2.3.2. Sertifikat Bank Indonesia Syariah SBIS
Instrumen bagi bank syariah yang kurang lebih sepadan dengan SBI adalah Sertifikat Wadiah Bank Indonesia SWBI yang semenjak bulan April tahun 2008
berubah nama menjadi Sertifikat Bank Indonesia Syariah SBIS. SWBI adalah surat
pengakuan hutang yang ditetapkan BI sebagai pengakuan BI memiliki hutang kepada perusahaan atau bank. Wadiah merupakan akad perjanjian simpan-menyimpan
titipan barang antara pemilik barang dengan seseorang atau institusi yang diberi kepercayaan trust. Wadiah merupakan perjanjian penitipan dana antara pemilik
dana dengan pihak yang dipercaya untuk menjaga dana titipan tersebut. Sertifikat Wadiah Bank Indonesia adalah sertifikat yang diterbitkan diterbitkan oleh BI sebagai
bukti penitipan dana berjangka pendek dengan prinsip wadiah Bank Indonesia, 2003.
SWBI merupakan instrumen SBI bagi perbankan syariah. Namun SWBI yang diterbitkan oleh BI tidak memberikan bunga dan sama sekali tidak menjanjikan
adanya pemberian imbalan apapun, baik bonus maupun dalam bentuk lain yang bersifat benefit kepada bank syariah yang menempatkan dananya di SWBI. SWBI
adalah sejenis pengumpulan dana jangka pendek tabungan di BI untuk periode satu minggu, dua minggu, dan satu bulan yang dihitung per hari dan return on investment-
nya berdasarkan PUAS Bank Indonesia, 2000. SWBI berbeda dengan SBI yang dijadikan investasi oleh perbankan
konvensional. Jika SBI memakai bunga satu atau tiga bulanan, SWBI memakai sistem bagi hasil dengan pemberian bonus dari sejumlah dana yang ditanamkan
perbankan syariah MUI, 2003. Dalam SWBI tidak harus ada kesepakatan dengan bank yang menempatkan dananya. BI biasanya memberikan bonus atau SWBI yang
dikelolanya. BI akan memberikan bonus jika pada saat bank syariah menempatkan
dananya di SWBI terjadi transaksi di pasar syariah. jika tidak terjadi transaksi, maka BI akan memberikan bonus dengan mengacu pada rata-rata nisbah pada simpanan
bank syariah. perbedaan lain SBI dengan SWBI adalah sifat SWBI yang hanya berjangka maksimum satu bulan, sedangkan SBI ada yang berjangka satu bulan dan
tiga bulan. Sejak bulan April 2008, SWBI berubah nama menjadi SBIS dengan
menggunakan prinsip jualah, yaitu akad ijarah dimana besaran imbalan yang diberikan berdasarkan pada kinerja dari barang yang dititipkan.

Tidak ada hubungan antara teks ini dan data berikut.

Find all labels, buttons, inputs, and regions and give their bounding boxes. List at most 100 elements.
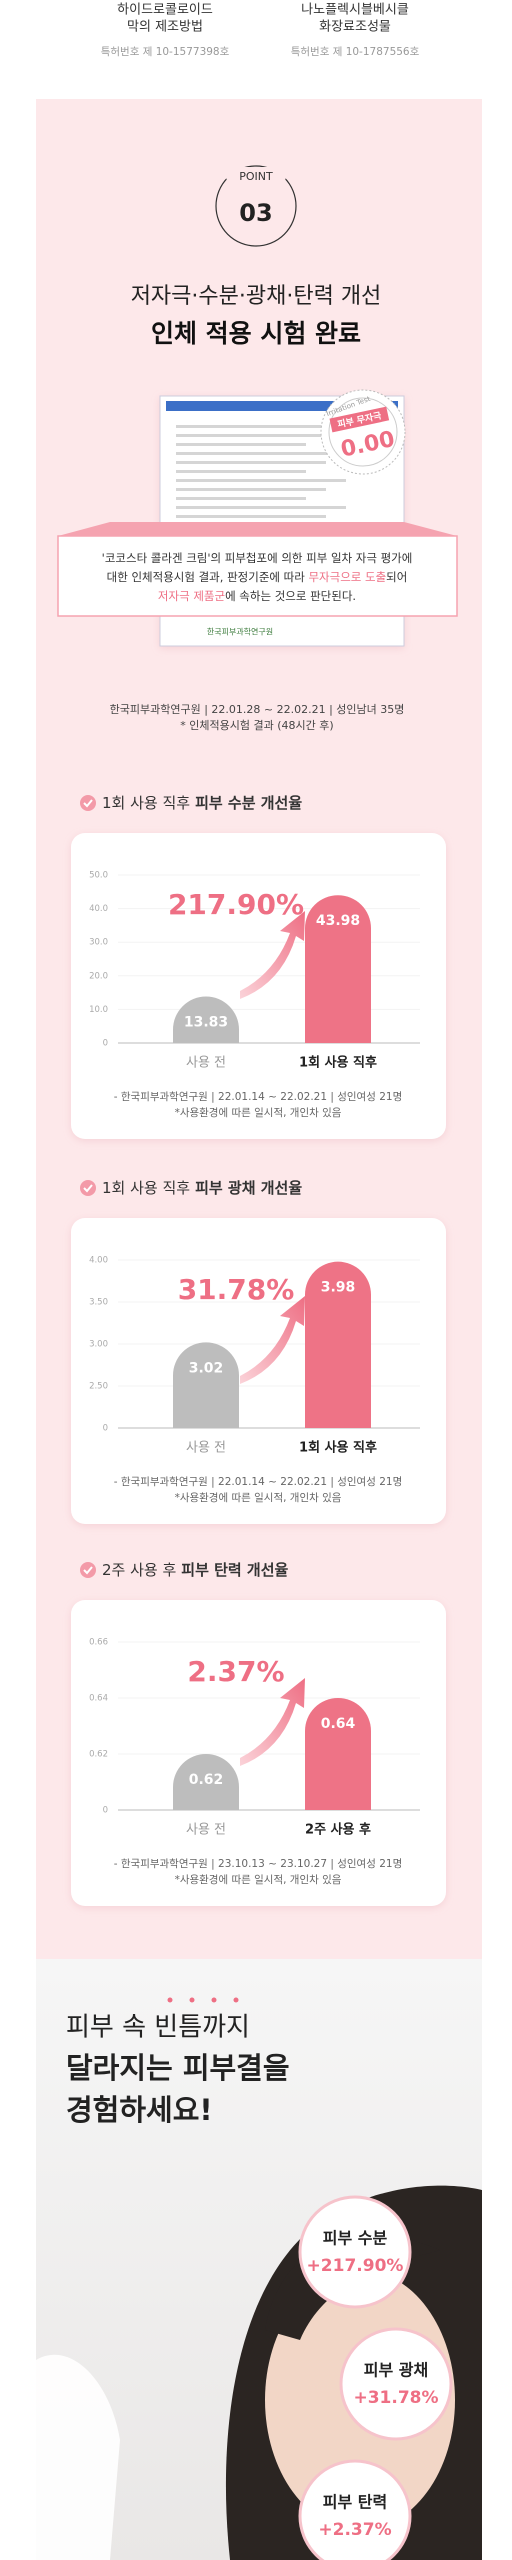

Umumnya suku bunga SBIS berhubungan negatif dengan Nilai Aktiva Bersih NAB reksadana syariah . Bila pemerintah mengumumkan suku bunga SBIS akan
naik maka investor akan menjual unit penyertaannya dan memilih untuk berinvestasi melalui SBIS. Kaitan antara suku bunga dan NAB reksa dana syariah dikemukakan
oleh Putratama 2007 dan Arisandi 2009 yang menyimpulkan bahwa suku bunga SBIS dapat berpengaruh negatif terhadap NAB reksadana syariah.